Pour interpréter ce chiffre de 0,2% de croissance, il faut entrer dans le détail. "Lorsque l'on regarde dans le détail l'évolution des différents indicateurs qui constituent le PIB, cela fait plusieurs trimestres qu'on s'interroge sur la contribution du secteur privé, poursuit Philippe Waechter. Or, on note qu’il contribue très modestement. Par ailleurs, on relève que l’investissement des entreprises se replie." L'investissement recule en effet légèrement au troisième trimestre (-0,2 % après +0,5 %). 

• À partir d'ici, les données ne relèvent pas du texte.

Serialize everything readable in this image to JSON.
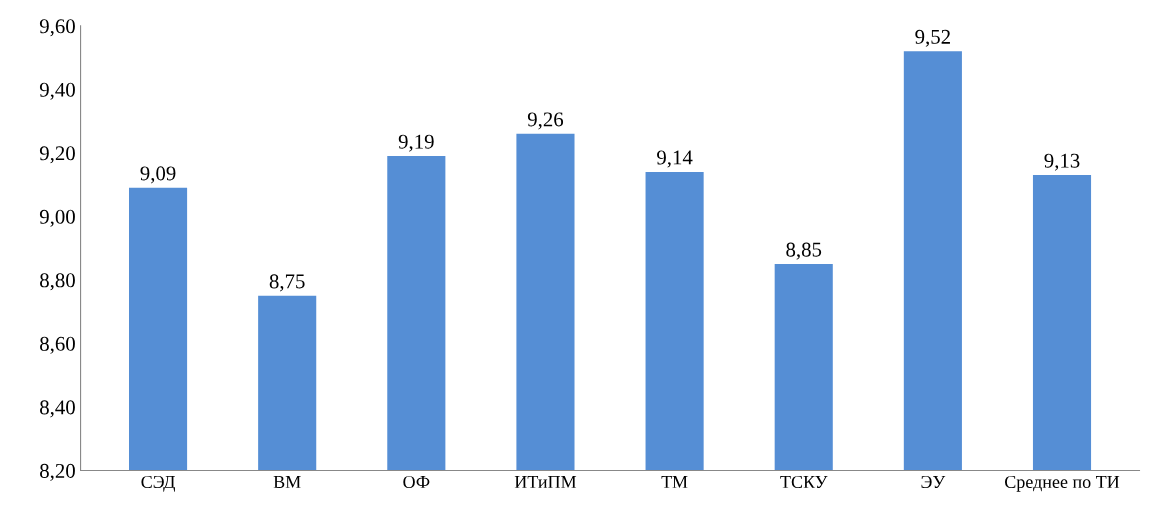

Parce que la consommation reste fragile

Après avoir enregistré un recul de 0,2% au deuxième trimestre, la consommation des ménages a augmenté de 0,3%. Mais cette hausse reste fragile. François Hollande a d'ores et déjà prévenu que 2013 serait marqué par une hausse du chômage, ce qui devrait inévitablement entraîner une baisse de la consommation. Les hausses d'impôts décidées par le gouvernement n'amélioreront pas la situation. Et selon un baromêtre BVA-BFM-Challenges-Avanquest, le "moral économique" des Français reste très dégradé : 72% des personnes interrogées se disent "plutôt moins confiantes" sur l’avenir de la situation économique en France. Les économistes de Natixis anticipent au final une baisse de la consommation des ménages de 0,5% en 2013

Parce qu'il n'annonce pas forcément une embellie durable

Avec ces nouvelles données, l'acquis de croissance pour 2012 (soit le résultat si le PIB venait à stagner au dernier semestre) s'établit à 0,2%. Il faudrait donc une nouvelle progression du PIB au quatrième trimestre pour atteindre l'objectif du gouvernement, à 0,3%. Une ambition certes modeste, mais néanmoins optimiste.

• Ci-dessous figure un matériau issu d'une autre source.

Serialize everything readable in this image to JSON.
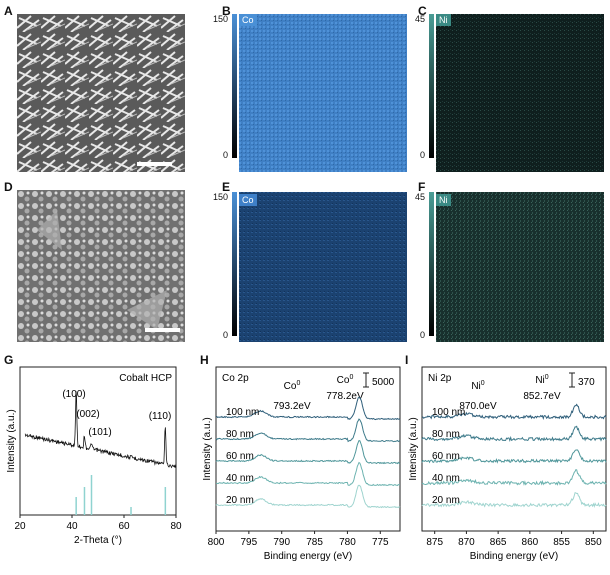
{
  "panels": {
    "A": "A",
    "B": "B",
    "C": "C",
    "D": "D",
    "E": "E",
    "F": "F",
    "G": "G",
    "H": "H",
    "I": "I"
  },
  "maps": {
    "co_label": "Co",
    "ni_label": "Ni",
    "co_max": "150",
    "ni_max": "45",
    "min": "0",
    "colors": {
      "co_top": "#4a90d6",
      "co_row2": "#1d4a7a",
      "ni": "#3a5e5a",
      "ni_dark": "#0d1a1a"
    }
  },
  "chart_data": [
    {
      "type": "line",
      "panel": "G",
      "annotation": "Cobalt HCP",
      "xlabel": "2-Theta (°)",
      "ylabel": "Intensity (a.u.)",
      "xlim": [
        20,
        80
      ],
      "xticks": [
        "20",
        "40",
        "60",
        "80"
      ],
      "peaks": [
        {
          "label": "(100)",
          "x": 41.6
        },
        {
          "label": "(002)",
          "x": 44.8
        },
        {
          "label": "(101)",
          "x": 47.5
        },
        {
          "label": "(110)",
          "x": 75.9
        }
      ],
      "reference_lines_x": [
        41.6,
        44.8,
        47.5,
        62.7,
        75.9
      ],
      "reference_color": "#8fd3d0"
    },
    {
      "type": "line",
      "panel": "H",
      "title": "Co 2p",
      "xlabel": "Binding energy (eV)",
      "ylabel": "Intensity (a.u.)",
      "xlim": [
        800,
        772
      ],
      "xticks": [
        "800",
        "795",
        "790",
        "785",
        "780",
        "775"
      ],
      "scalebar": "5000",
      "peaks": [
        {
          "label": "Co",
          "sup": "0",
          "energy": "793.2eV",
          "x": 793.2
        },
        {
          "label": "Co",
          "sup": "0",
          "energy": "778.2eV",
          "x": 778.2
        }
      ],
      "series": [
        {
          "name": "100 nm",
          "color": "#2e5e7a"
        },
        {
          "name": "80 nm",
          "color": "#3d7a8a"
        },
        {
          "name": "60 nm",
          "color": "#4f969a"
        },
        {
          "name": "40 nm",
          "color": "#6db3b0"
        },
        {
          "name": "20 nm",
          "color": "#9fd4cf"
        }
      ]
    },
    {
      "type": "line",
      "panel": "I",
      "title": "Ni 2p",
      "xlabel": "Binding energy (eV)",
      "ylabel": "Intensity (a.u.)",
      "xlim": [
        877,
        848
      ],
      "xticks": [
        "875",
        "870",
        "865",
        "860",
        "855",
        "850"
      ],
      "scalebar": "370",
      "peaks": [
        {
          "label": "Ni",
          "sup": "0",
          "energy": "870.0eV",
          "x": 870.0
        },
        {
          "label": "Ni",
          "sup": "0",
          "energy": "852.7eV",
          "x": 852.7
        }
      ],
      "series": [
        {
          "name": "100 nm",
          "color": "#2e5e7a"
        },
        {
          "name": "80 nm",
          "color": "#3d7a8a"
        },
        {
          "name": "60 nm",
          "color": "#4f969a"
        },
        {
          "name": "40 nm",
          "color": "#6db3b0"
        },
        {
          "name": "20 nm",
          "color": "#9fd4cf"
        }
      ]
    }
  ]
}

En ce qui concerne les prévisions pour 2013, le gouvernement table sur un taux de croissance à 0,8%. Ce taux , prudent, "reste un objectif réaliste, mobilisateur et atteignable", a aussitôt réagi Pierre Moscovici.

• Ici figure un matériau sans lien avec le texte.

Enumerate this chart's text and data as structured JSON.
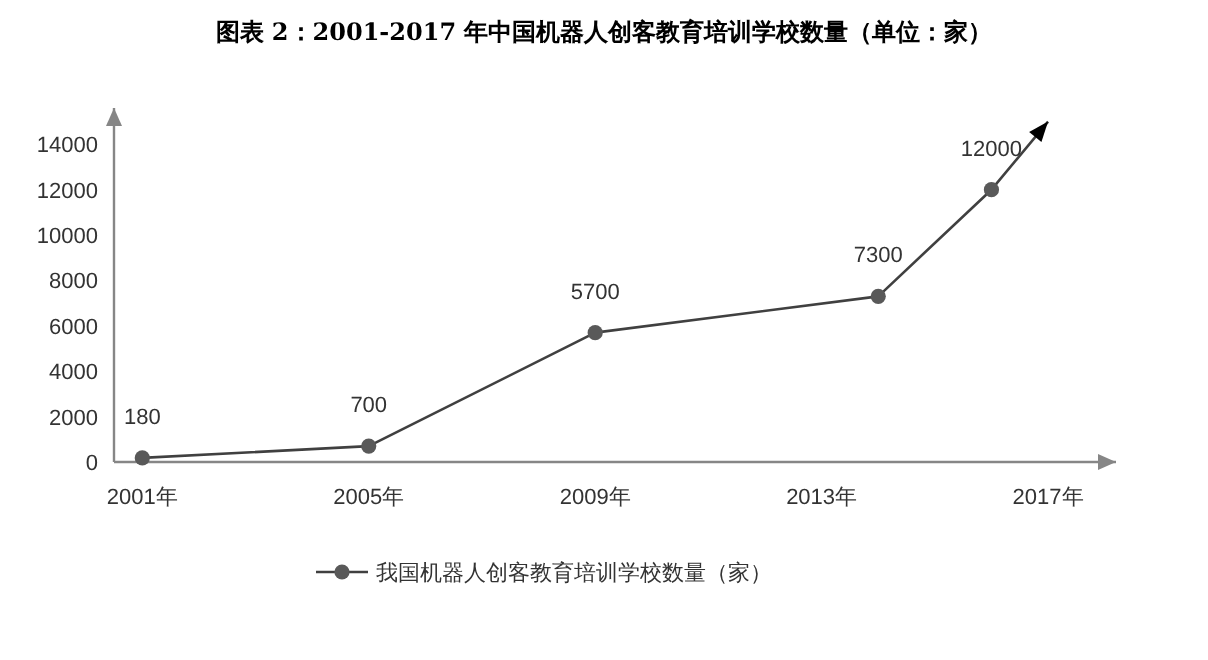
{
  "chart_data": {
    "type": "line",
    "title": "图表 2：2001-2017 年中国机器人创客教育培训学校数量（单位：家）",
    "x": [
      2001,
      2005,
      2009,
      2014,
      2016,
      2017
    ],
    "series": [
      {
        "name": "我国机器人创客教育培训学校数量（家）",
        "color": "#404040",
        "values": [
          180,
          700,
          5700,
          7300,
          12000,
          15000
        ],
        "value_labels": [
          "180",
          "700",
          "5700",
          "7300",
          "12000",
          null
        ]
      }
    ],
    "xlim": [
      2000.5,
      2018.2
    ],
    "xticks": [
      {
        "value": 2001,
        "label": "2001年"
      },
      {
        "value": 2005,
        "label": "2005年"
      },
      {
        "value": 2009,
        "label": "2009年"
      },
      {
        "value": 2013,
        "label": "2013年"
      },
      {
        "value": 2017,
        "label": "2017年"
      }
    ],
    "ylim": [
      0,
      15600
    ],
    "yticks": [
      0,
      2000,
      4000,
      6000,
      8000,
      10000,
      12000,
      14000
    ],
    "grid": false,
    "legend": "bottom",
    "marker": "circle",
    "line_style": "solid"
  }
}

"Pour 2013, on sait que l’on va avoir une croissance autour de 0. Un peu plus ou un peu moins, ce sera toute la question, mais compte tenu des éléments donnés par l'Insee, on peut imaginer que la dynamique va rester faible", analyse Philippe Waechter. La commission européenne ainsi que le FMI estiment ainsi l'objectif irréalisable, lui préférant un taux de croissance divisé de moitié, 0,4%.

Parce que le contexte européen est de plus en plus dégradé

Si la France se félicite d'une légère hausse de son PIB, la zone euro est, elle, entrée officiellement en récession au troisième trimestre, pour la deuxième fois en trois ans, a indiqué jeudi 15 novembre l'office européen de statistiques Eurostat. Le PIB a reculé de 0,1% au troisième trimestre, après s'être déjà replié de 0,2% au trimestre précédent.

En Allemagne, première économie de la zone euro, il a progressé de seulement 0,2%. L'Italie et l'Espagne sont quant à elles restées en récession, avec respectivement un recul du PIB de 0,2% et de 0,3%. Mais les pays du Sud ne sont pas les seuls à trinquer : l'activité s'est contractée de 0,1% en Autriche et de 1,1% aux Pays-Bas. 

Dans ce contexte, "on ne voit pas d’où pourrait venir une reprise de l’activité économique", remarque Philippe Waechter.